DEAR ABBY: I am home for the summer after my freshman year at college and need some advice about my mother's behavior.
Before I left, I thought Mom and I had a normal mother/daughter relationship. However, the whole time I was away at school, not once did she ever call, write or e-mail me. (My father did stay in close contact.)
Now that I'm home, Mother gets annoyed by everything I do and say. Five days ago, I became so stressed about my summer job and things going on in my personal life that I started to cry. Mom marched into my room and screamed at me to "stop bawling!"
I screamed back, telling her to leave me alone. She continued to yell at me, saying I don't appreciate all she's done for me. Nothing could be further from the truth! I have always been grateful to both of my parents and have worked hard to make them proud of me.
Then Mom floored me by saying she "didn't need me around" and "didn't want me anymore." I ran out of my room sobbing and we haven't spoken since. She occupies herself with her girlfriends and her women's club.

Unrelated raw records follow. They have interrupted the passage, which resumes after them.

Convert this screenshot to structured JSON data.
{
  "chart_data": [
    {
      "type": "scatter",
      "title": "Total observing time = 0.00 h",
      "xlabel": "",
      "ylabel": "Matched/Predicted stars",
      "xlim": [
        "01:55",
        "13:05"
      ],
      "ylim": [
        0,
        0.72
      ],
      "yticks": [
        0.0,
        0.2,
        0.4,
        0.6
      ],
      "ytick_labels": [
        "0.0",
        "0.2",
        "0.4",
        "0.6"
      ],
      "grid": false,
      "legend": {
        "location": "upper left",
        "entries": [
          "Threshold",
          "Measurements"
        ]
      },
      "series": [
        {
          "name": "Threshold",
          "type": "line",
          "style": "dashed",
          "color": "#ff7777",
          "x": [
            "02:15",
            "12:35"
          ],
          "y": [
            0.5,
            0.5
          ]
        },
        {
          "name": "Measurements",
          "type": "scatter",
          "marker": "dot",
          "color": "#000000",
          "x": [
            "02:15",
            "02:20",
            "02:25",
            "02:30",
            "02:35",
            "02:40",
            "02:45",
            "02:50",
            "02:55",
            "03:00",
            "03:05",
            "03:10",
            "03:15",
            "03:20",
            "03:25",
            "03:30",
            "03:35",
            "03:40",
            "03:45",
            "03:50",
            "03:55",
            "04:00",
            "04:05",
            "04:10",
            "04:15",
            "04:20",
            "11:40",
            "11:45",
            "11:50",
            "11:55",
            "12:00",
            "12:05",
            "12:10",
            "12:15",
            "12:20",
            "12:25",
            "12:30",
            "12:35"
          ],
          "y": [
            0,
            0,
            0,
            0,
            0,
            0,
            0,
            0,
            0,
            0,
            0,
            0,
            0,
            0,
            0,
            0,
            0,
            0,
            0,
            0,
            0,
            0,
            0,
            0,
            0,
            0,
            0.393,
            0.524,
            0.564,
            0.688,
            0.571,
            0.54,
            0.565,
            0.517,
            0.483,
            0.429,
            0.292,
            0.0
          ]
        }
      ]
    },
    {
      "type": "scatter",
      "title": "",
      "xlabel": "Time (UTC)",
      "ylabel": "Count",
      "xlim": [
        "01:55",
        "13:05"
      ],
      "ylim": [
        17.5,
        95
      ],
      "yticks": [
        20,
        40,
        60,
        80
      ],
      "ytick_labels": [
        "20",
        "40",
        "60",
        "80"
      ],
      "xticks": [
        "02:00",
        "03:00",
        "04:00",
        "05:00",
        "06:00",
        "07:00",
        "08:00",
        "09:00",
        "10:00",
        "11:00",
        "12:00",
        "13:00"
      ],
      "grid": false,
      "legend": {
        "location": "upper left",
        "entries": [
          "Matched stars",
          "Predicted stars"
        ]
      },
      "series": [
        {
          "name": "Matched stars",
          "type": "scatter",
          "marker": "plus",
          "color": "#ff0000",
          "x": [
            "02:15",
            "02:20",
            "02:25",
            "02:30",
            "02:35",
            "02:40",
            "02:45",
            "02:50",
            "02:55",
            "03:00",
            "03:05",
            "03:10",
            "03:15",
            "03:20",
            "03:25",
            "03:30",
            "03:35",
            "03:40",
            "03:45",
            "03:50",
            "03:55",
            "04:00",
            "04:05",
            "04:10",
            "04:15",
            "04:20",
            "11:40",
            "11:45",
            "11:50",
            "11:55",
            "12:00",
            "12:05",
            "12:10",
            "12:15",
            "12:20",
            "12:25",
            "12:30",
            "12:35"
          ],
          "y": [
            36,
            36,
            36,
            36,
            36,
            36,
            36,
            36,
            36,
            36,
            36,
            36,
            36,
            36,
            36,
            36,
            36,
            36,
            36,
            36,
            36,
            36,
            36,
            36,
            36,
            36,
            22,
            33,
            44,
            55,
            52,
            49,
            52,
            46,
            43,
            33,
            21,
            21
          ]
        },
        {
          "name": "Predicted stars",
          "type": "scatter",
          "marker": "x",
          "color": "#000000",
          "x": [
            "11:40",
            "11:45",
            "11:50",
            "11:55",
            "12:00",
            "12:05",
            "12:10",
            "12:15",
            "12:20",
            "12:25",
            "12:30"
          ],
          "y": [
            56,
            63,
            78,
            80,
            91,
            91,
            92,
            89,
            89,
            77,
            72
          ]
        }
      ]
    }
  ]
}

Abby, my poor father feels caught in the middle. Can you please help me sort out what to do? -- SAD AND DESPERATE IN VERMONT
DEAR SAD AND DESPERATE: Have a frank talk with your father about your mother and find out what has caused her change of behavior. You are an adult, and you have the right to know. It appears that she is overwhelmed, stressed and angry about something -- and it may have nothing to do with you. Since there appears to be a major communication problem right now, ask your father to schedule some appointments so the three of you can talk this out in family counseling. If your mother refuses to go, you and your father should go without her.